Words Travel
Two words on the map. You start at one, you have to reach the other. Every step you pick from four neighboring words, and the only signal telling you which is closer is the geometry of semantic space itself.
What it actually is
The map is a 2D projection of a multilingual embedding model (multilingual-e5-large). Every word is a point in that embedding’s high-dimensional space; UMAP projects to the plane you see. Cosine similarity between embedding vectors decides which neighbors sit close. Twelve color-coded biomes are clusters of meaning the embedding settled into on its own: animals, body, food, time, materials, structures, weapons, weather, abstract states.
Cosine over a learned text embedding isn’t an obvious basis for a game.
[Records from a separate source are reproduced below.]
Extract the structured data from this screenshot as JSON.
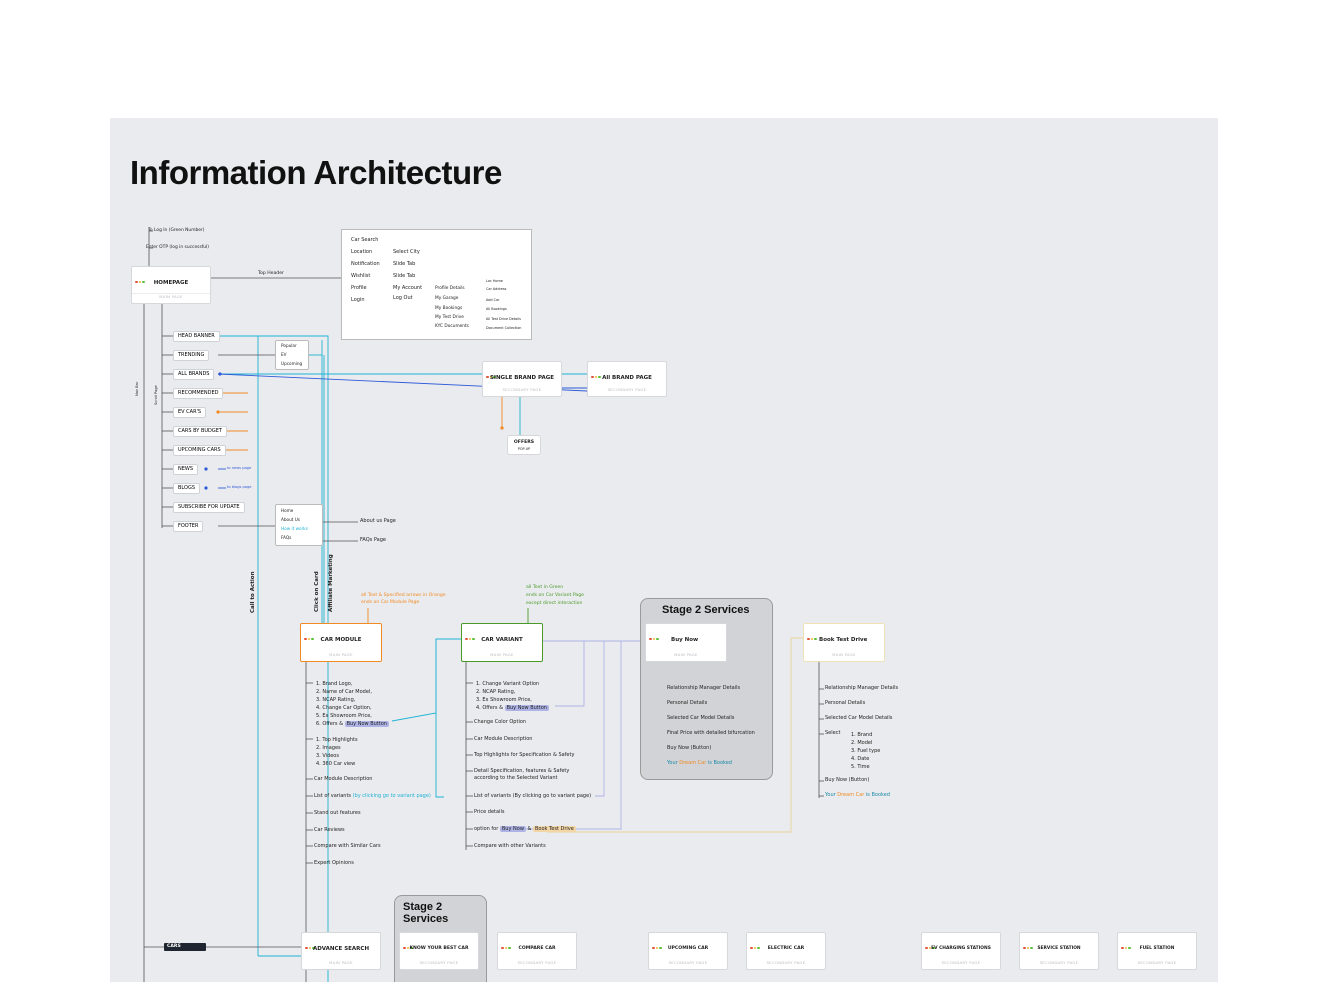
{
  "title": "Information Architecture",
  "colors": {
    "cyan": "#1fb3d4",
    "orange": "#f08a24",
    "blue": "#2f5bd8",
    "lavender": "#aeb3e6",
    "green": "#4a9a2a",
    "dark": "#1e2430",
    "yellow": "#e8d49a"
  },
  "icons": {
    "window_dots": "window-dots-icon",
    "arrow": "arrow-icon"
  },
  "top_notes": {
    "login_note": "To Log In (Green Number)",
    "otp_note": "Enter OTP (log in successful)"
  },
  "homepage": {
    "title": "HOMEPAGE",
    "sub": "MAIN PAGE"
  },
  "top_header_label": "Top Header",
  "header_menu": {
    "items": [
      "Car Search",
      "Location",
      "Notification",
      "Wishlist",
      "Profile",
      "Login"
    ],
    "sub1": [
      "Select City",
      "Slide Tab",
      "Slide Tab",
      "My Account",
      "Log Out"
    ],
    "sub2": [
      "Profile Details",
      "My Garage",
      "My Bookings",
      "My Test Drive",
      "KYC Documents"
    ],
    "sub3": [
      "Loc Home",
      "Car Address",
      "Add Car",
      "All Bookings",
      "All Test Drive Details",
      "Document Collection"
    ]
  },
  "sections": [
    "HEAD BANNER",
    "TRENDING",
    "ALL BRANDS",
    "RECOMMENDED",
    "EV CAR'S",
    "CARS BY BUDGET",
    "UPCOMING CARS",
    "NEWS",
    "BLOGS",
    "SUBSCRIBE FOR UPDATE",
    "FOOTER"
  ],
  "news_link": "to news page",
  "blogs_link": "to blogs page",
  "vertical_labels": {
    "nav_bar": "Nav Bar",
    "scroll_page": "Scroll Page",
    "call_to_action": "Call to Action",
    "click_on_card": "Click on Card",
    "affiliate": "Affiliate Marketing"
  },
  "trending_options": [
    "Popular",
    "EV",
    "Upcoming"
  ],
  "footer_links": [
    "Home",
    "About Us",
    "How it works",
    "FAQs"
  ],
  "footer_targets": [
    "About us Page",
    "FAQs Page"
  ],
  "single_brand": {
    "title": "SINGLE BRAND PAGE",
    "sub": "SECONDARY PAGE"
  },
  "all_brand": {
    "title": "All BRAND PAGE",
    "sub": "SECONDARY PAGE"
  },
  "offers": {
    "title": "OFFERS",
    "sub": "POP-UP"
  },
  "orange_note": [
    "all Text & Specified arrows in Orange",
    "ends on Car Module Page"
  ],
  "green_note": [
    "all Text in Green",
    "ends on Car Variant Page",
    "except direct interaction"
  ],
  "car_module": {
    "title": "CAR MODULE",
    "sub": "MAIN PAGE",
    "list1": [
      "1. Brand Logo,",
      "2. Name of Car Model,",
      "3. NCAP Rating,",
      "4. Change Car Option,",
      "5. Ex Showroom Price,",
      "6. Offers & "
    ],
    "buy_now": "Buy Now Button",
    "list2": [
      "1. Top Highlights",
      "2. Images",
      "3. Videos",
      "4. 360 Car view"
    ],
    "items": [
      "Car Module Description",
      "List of variants ",
      "Stand out features",
      "Car Reviews",
      "Compare with Similar Cars",
      "Expert Opinions"
    ],
    "variant_hint": "(by clicking go to variant page)"
  },
  "car_variant": {
    "title": "CAR VARIANT",
    "sub": "MAIN PAGE",
    "list1": [
      "1. Change Variant Option",
      "2. NCAP Rating,",
      "3. Ex Showroom Price,",
      "4. Offers & "
    ],
    "buy_now": "Buy Now Button",
    "items": [
      "Change Color Option",
      "Car Module Description",
      "Top Highlights for Specification & Safety",
      "Detail Specification, features & Safety",
      "according to the Selected Variant",
      "List of variants (By clicking go to variant page)",
      "Price details",
      "option for ",
      "Compare with other Variants"
    ],
    "opt_buy": "Buy Now",
    "opt_and": " & ",
    "opt_test": "Book Test Drive"
  },
  "stage2_top": {
    "title": "Stage 2 Services"
  },
  "buy_now_page": {
    "title": "Buy Now",
    "sub": "MAIN PAGE",
    "items": [
      "Relationship Manager Details",
      "Personal Details",
      "Selected Car Model Details",
      "Final Price with detailed bifurcation",
      "Buy Now (Button)"
    ],
    "booked_pre": "Your ",
    "booked_dream": "Dream Car",
    "booked_post": " is Booked"
  },
  "test_drive": {
    "title": "Book Test Drive",
    "sub": "MAIN PAGE",
    "items": [
      "Relationship Manager Details",
      "Personal Details",
      "Selected Car Model Details",
      "Select"
    ],
    "select_list": [
      "1. Brand",
      "2. Model",
      "3. Fuel type",
      "4. Date",
      "5. Time"
    ],
    "button": "Buy Now (Button)",
    "booked_pre": "Your ",
    "booked_dream": "Dream Car",
    "booked_post": " is Booked"
  },
  "cars_tag": "CARS",
  "stage2_bottom": {
    "title1": "Stage 2",
    "title2": "Services"
  },
  "bottom_pages": [
    {
      "title": "ADVANCE SEARCH",
      "sub": "MAIN PAGE"
    },
    {
      "title": "KNOW YOUR BEST CAR",
      "sub": "SECONDARY PAGE"
    },
    {
      "title": "COMPARE CAR",
      "sub": "SECONDARY PAGE"
    },
    {
      "title": "UPCOMING CAR",
      "sub": "SECONDARY PAGE"
    },
    {
      "title": "ELECTRIC CAR",
      "sub": "SECONDARY PAGE"
    },
    {
      "title": "EV CHARGING STATIONS",
      "sub": "SECONDARY PAGE"
    },
    {
      "title": "SERVICE STATION",
      "sub": "SECONDARY PAGE"
    },
    {
      "title": "FUEL STATION",
      "sub": "SECONDARY PAGE"
    }
  ]
}
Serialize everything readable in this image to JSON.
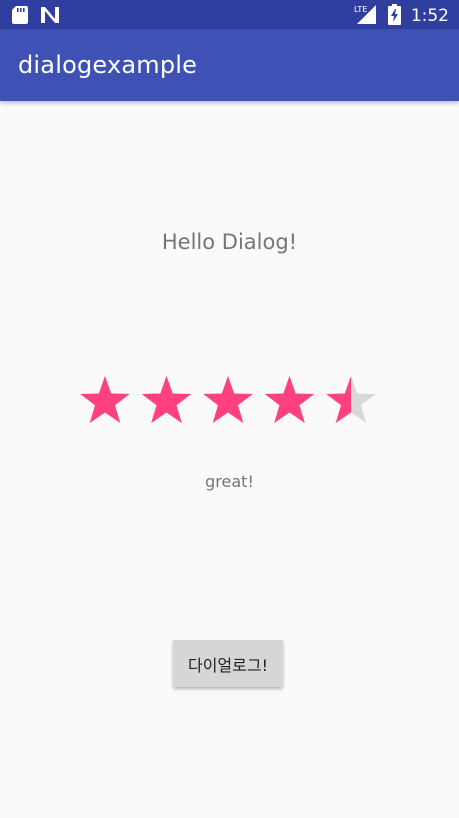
{
  "status_bar": {
    "time": "1:52",
    "network": "LTE",
    "icons": [
      "sd-card-icon",
      "n-notification-icon",
      "lte-signal-icon",
      "battery-charging-icon"
    ]
  },
  "app_bar": {
    "title": "dialogexample",
    "color": "#3f51b5",
    "status_color": "#303f9f"
  },
  "main": {
    "hello_text": "Hello Dialog!",
    "rating": {
      "value": 4.5,
      "max": 5,
      "filled_color": "#ff4081",
      "empty_color": "#d9d9d9"
    },
    "feedback_text": "great!",
    "button_label": "다이얼로그!"
  }
}
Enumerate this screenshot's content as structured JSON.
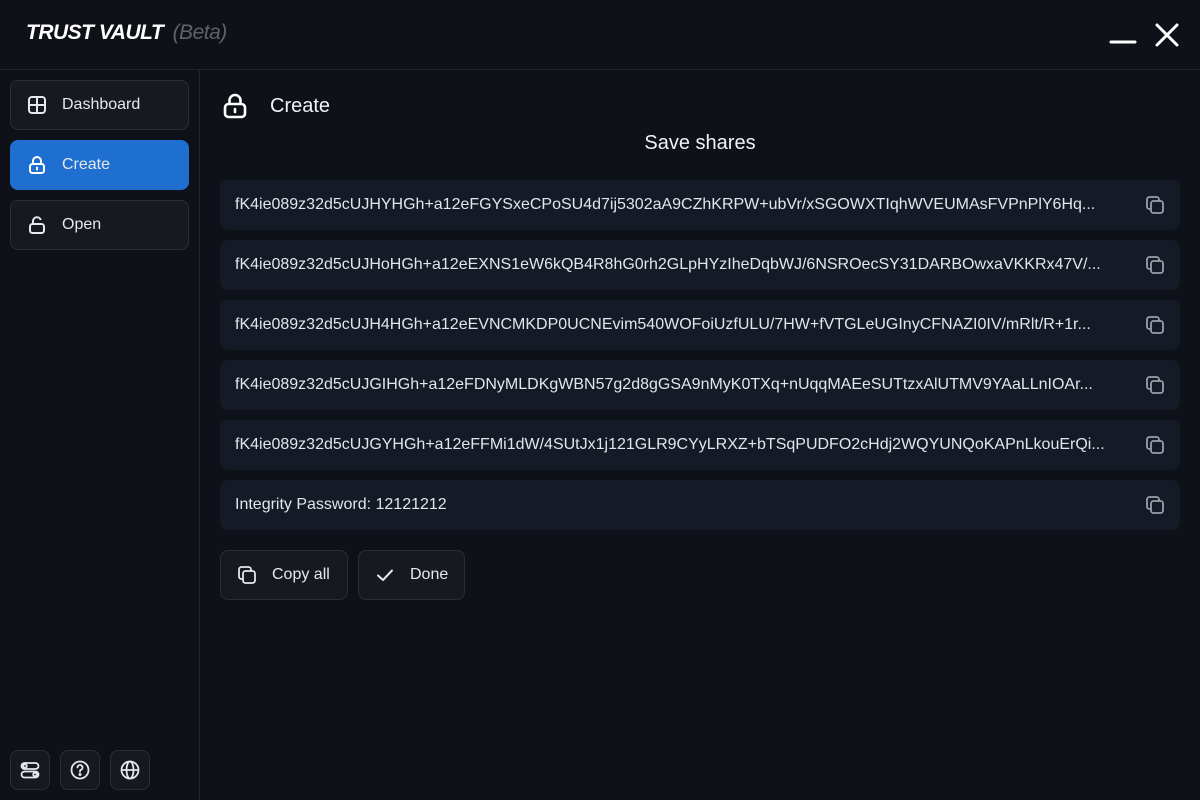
{
  "app": {
    "title": "TRUST VAULT",
    "beta_label": "(Beta)"
  },
  "sidebar": {
    "items": [
      {
        "label": "Dashboard",
        "icon": "grid-icon",
        "active": false
      },
      {
        "label": "Create",
        "icon": "lock-icon",
        "active": true
      },
      {
        "label": "Open",
        "icon": "unlock-icon",
        "active": false
      }
    ],
    "bottom_buttons": [
      {
        "icon": "settings-toggle-icon"
      },
      {
        "icon": "help-icon"
      },
      {
        "icon": "globe-icon"
      }
    ]
  },
  "main": {
    "header": {
      "title": "Create",
      "icon": "lock-icon"
    },
    "section_title": "Save shares",
    "shares": [
      "fK4ie089z32d5cUJHYHGh+a12eFGYSxeCPoSU4d7ij5302aA9CZhKRPW+ubVr/xSGOWXTIqhWVEUMAsFVPnPlY6Hq...",
      "fK4ie089z32d5cUJHoHGh+a12eEXNS1eW6kQB4R8hG0rh2GLpHYzIheDqbWJ/6NSROecSY31DARBOwxaVKKRx47V/...",
      "fK4ie089z32d5cUJH4HGh+a12eEVNCMKDP0UCNEvim540WOFoiUzfULU/7HW+fVTGLeUGInyCFNAZI0IV/mRlt/R+1r...",
      "fK4ie089z32d5cUJGIHGh+a12eFDNyMLDKgWBN57g2d8gGSA9nMyK0TXq+nUqqMAEeSUTtzxAlUTMV9YAaLLnIOAr...",
      "fK4ie089z32d5cUJGYHGh+a12eFFMi1dW/4SUtJx1j121GLR9CYyLRXZ+bTSqPUDFO2cHdj2WQYUNQoKAPnLkouErQi..."
    ],
    "integrity": "Integrity Password: 12121212",
    "buttons": {
      "copy_all": "Copy all",
      "done": "Done"
    }
  },
  "colors": {
    "accent": "#1f6fd1",
    "background": "#0e1117",
    "row_bg": "#141b26"
  }
}
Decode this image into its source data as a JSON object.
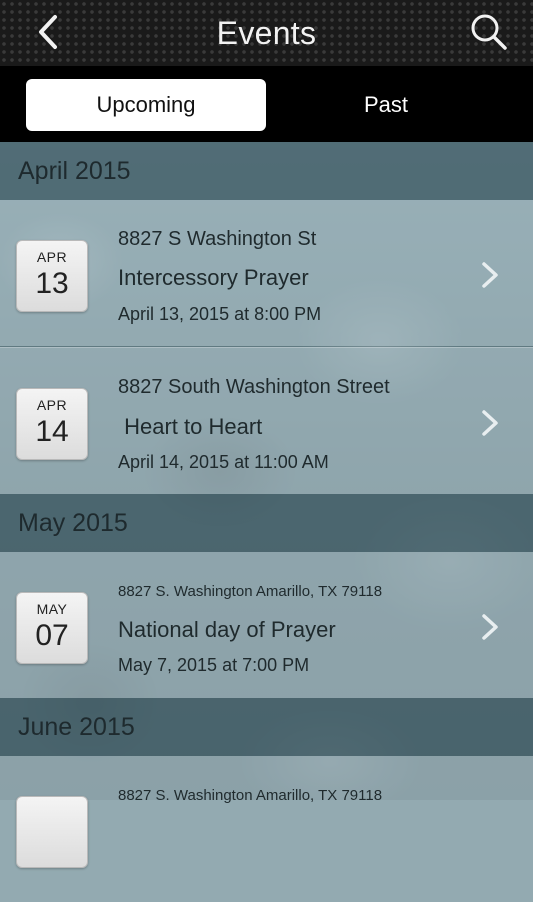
{
  "header": {
    "title": "Events",
    "back_icon": "chevron-left-icon",
    "search_icon": "search-icon"
  },
  "tabs": [
    {
      "label": "Upcoming",
      "active": true
    },
    {
      "label": "Past",
      "active": false
    }
  ],
  "sections": [
    {
      "title": "April 2015",
      "events": [
        {
          "month": "APR",
          "day": "13",
          "location": "8827 S Washington St",
          "title": "Intercessory Prayer",
          "time": "April 13, 2015 at 8:00 PM"
        },
        {
          "month": "APR",
          "day": "14",
          "location": "8827 South Washington Street",
          "title": " Heart to Heart",
          "time": "April 14, 2015 at 11:00 AM"
        }
      ]
    },
    {
      "title": "May 2015",
      "events": [
        {
          "month": "MAY",
          "day": "07",
          "location": "8827 S. Washington Amarillo, TX 79118",
          "title": "National day of Prayer",
          "time": "May 7, 2015 at 7:00 PM"
        }
      ]
    },
    {
      "title": "June 2015",
      "events": [
        {
          "month": "",
          "day": "",
          "location": "8827 S. Washington Amarillo, TX 79118",
          "title": "",
          "time": ""
        }
      ]
    }
  ],
  "colors": {
    "header_bg": "#1a1a1a",
    "tab_active_bg": "#ffffff",
    "row_bg": "#bed2d8",
    "section_bg": "#46626c"
  }
}
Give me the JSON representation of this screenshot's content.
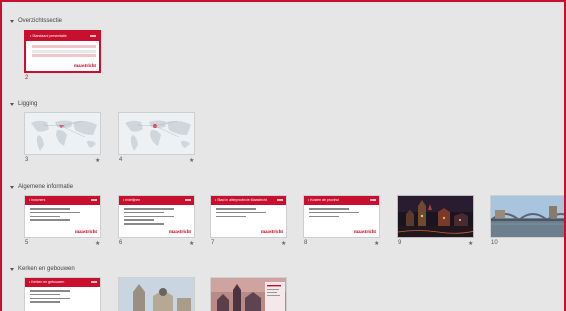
{
  "sections": [
    {
      "label": "Overzichtssectie"
    },
    {
      "label": "Ligging"
    },
    {
      "label": "Algemene informatie"
    },
    {
      "label": "Kerken en gebouwen"
    }
  ],
  "slides": [
    {
      "number": "2",
      "title": "• Standaard presentatie",
      "brand": "maastricht"
    },
    {
      "number": "3",
      "star": "★"
    },
    {
      "number": "4",
      "star": "★"
    },
    {
      "number": "5",
      "title": "• Inwoners",
      "brand": "maastricht",
      "star": "★"
    },
    {
      "number": "6",
      "title": "• Indelijnen",
      "brand": "maastricht",
      "star": "★"
    },
    {
      "number": "7",
      "title": "• Stad in allerprovincie Maastricht",
      "brand": "maastricht",
      "star": "★"
    },
    {
      "number": "8",
      "title": "• Kosten de provinci",
      "brand": "maastricht",
      "star": "★"
    },
    {
      "number": "9",
      "star": "★"
    },
    {
      "number": "10"
    },
    {
      "title": "• Kerken en gebouwen"
    },
    {},
    {}
  ],
  "colors": {
    "accent": "#c8102e",
    "background": "#e6e6e6"
  }
}
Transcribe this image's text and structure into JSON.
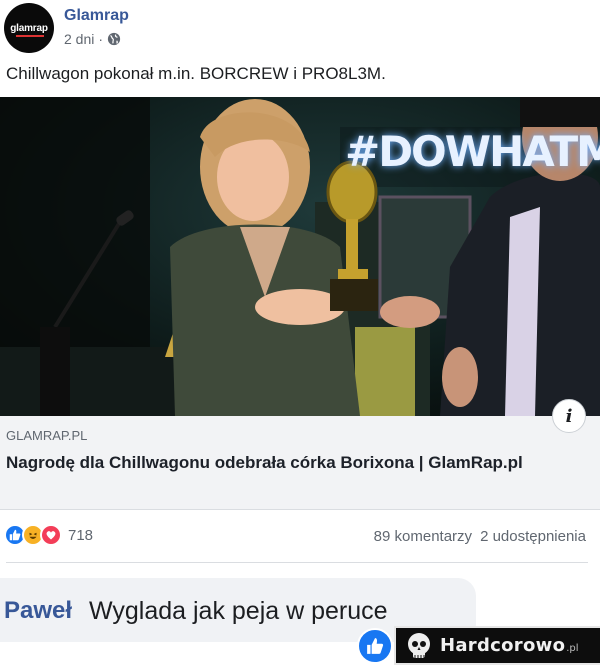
{
  "post": {
    "page_name": "Glamrap",
    "avatar_text": "glamrap",
    "time": "2 dni",
    "separator": "·",
    "audience_icon": "globe-icon",
    "text": "Chillwagon pokonał m.in. BORCREW i PRO8L3M."
  },
  "photo": {
    "stage_sign": "#DOWHATMI"
  },
  "link": {
    "domain": "GLAMRAP.PL",
    "title": "Nagrodę dla Chillwagonu odebrała córka Borixona | GlamRap.pl",
    "info_icon": "info-icon"
  },
  "stats": {
    "reactions": [
      "like",
      "haha",
      "love"
    ],
    "reaction_count": "718",
    "comments": "89 komentarzy",
    "shares": "2 udostępnienia"
  },
  "comment": {
    "author": "Paweł",
    "text": "Wyglada jak peja w peruce"
  },
  "watermark": {
    "name": "Hardcorowo",
    "suffix": ".pl"
  },
  "colors": {
    "link_blue": "#385898",
    "like_blue": "#1877f2",
    "haha_yellow": "#f7b125",
    "love_red": "#f33e58",
    "card_bg": "#f2f3f5"
  }
}
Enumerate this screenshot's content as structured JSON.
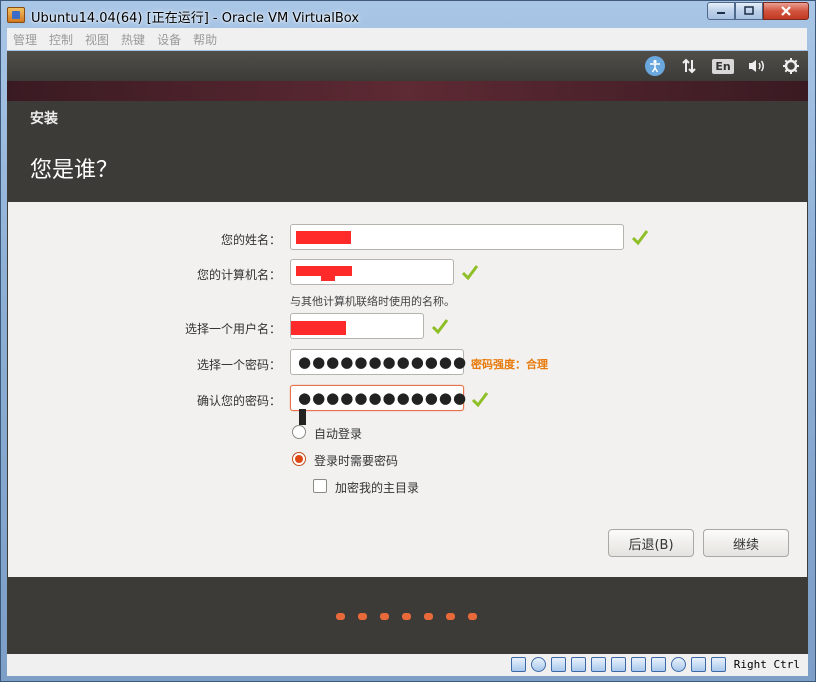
{
  "window": {
    "title": "Ubuntu14.04(64) [正在运行] - Oracle VM VirtualBox"
  },
  "menubar": {
    "items": [
      "管理",
      "控制",
      "视图",
      "热键",
      "设备",
      "帮助"
    ]
  },
  "tray": {
    "language": "En"
  },
  "dialog": {
    "title": "安装",
    "heading": "您是谁？",
    "fields": {
      "name_label": "您的姓名：",
      "computer_label": "您的计算机名：",
      "computer_hint": "与其他计算机联络时使用的名称。",
      "username_label": "选择一个用户名：",
      "password_label": "选择一个密码：",
      "password_value": "●●●●●●●●●●●●",
      "password_strength": "密码强度：合理",
      "confirm_label": "确认您的密码：",
      "confirm_value": "●●●●●●●●●●●●"
    },
    "options": {
      "auto_login": "自动登录",
      "require_password": "登录时需要密码",
      "encrypt_home": "加密我的主目录"
    },
    "selected_login_option": "require_password",
    "encrypt_home_checked": false,
    "buttons": {
      "back": "后退(B)",
      "continue": "继续"
    },
    "progress_dots": 7
  },
  "statusbar": {
    "host_key": "Right Ctrl"
  },
  "colors": {
    "accent": "#dd4814",
    "check": "#8fbf26",
    "strength": "#e87a0a"
  }
}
The argument for it is that what cosine captures, in practice, is something close to associative correlation: which words tend to keep each other’s company across the billions of sentences the model trained on. That’s exactly the thing a person does when they think “what’s near this word in meaning?” Walking from “morning” toward “memory” traces one such path through the geometry.
If embeddings are a lower-dimensional shadow of meaning that survives compression into a vector space, then navigating them is a kind of cave-walk: pick the wall closest to the shape you remember, see where it leads.
How to play
You get a budget of moves and need to spend them reaching the target. Each round drops three optional bonus routes sitting in different biomes; visiting them refunds moves and adds score. Most rounds also surface a wild button: a one-shot operation on the embedding itself. Flip to the spatial mirror of where you are. Pick from the cosine-inverse of your neighbors. Hop to a region you haven’t touched.
Hebrew and English both work, toggleable from the menu. The same embedding handles both languages, so the geometry is shared.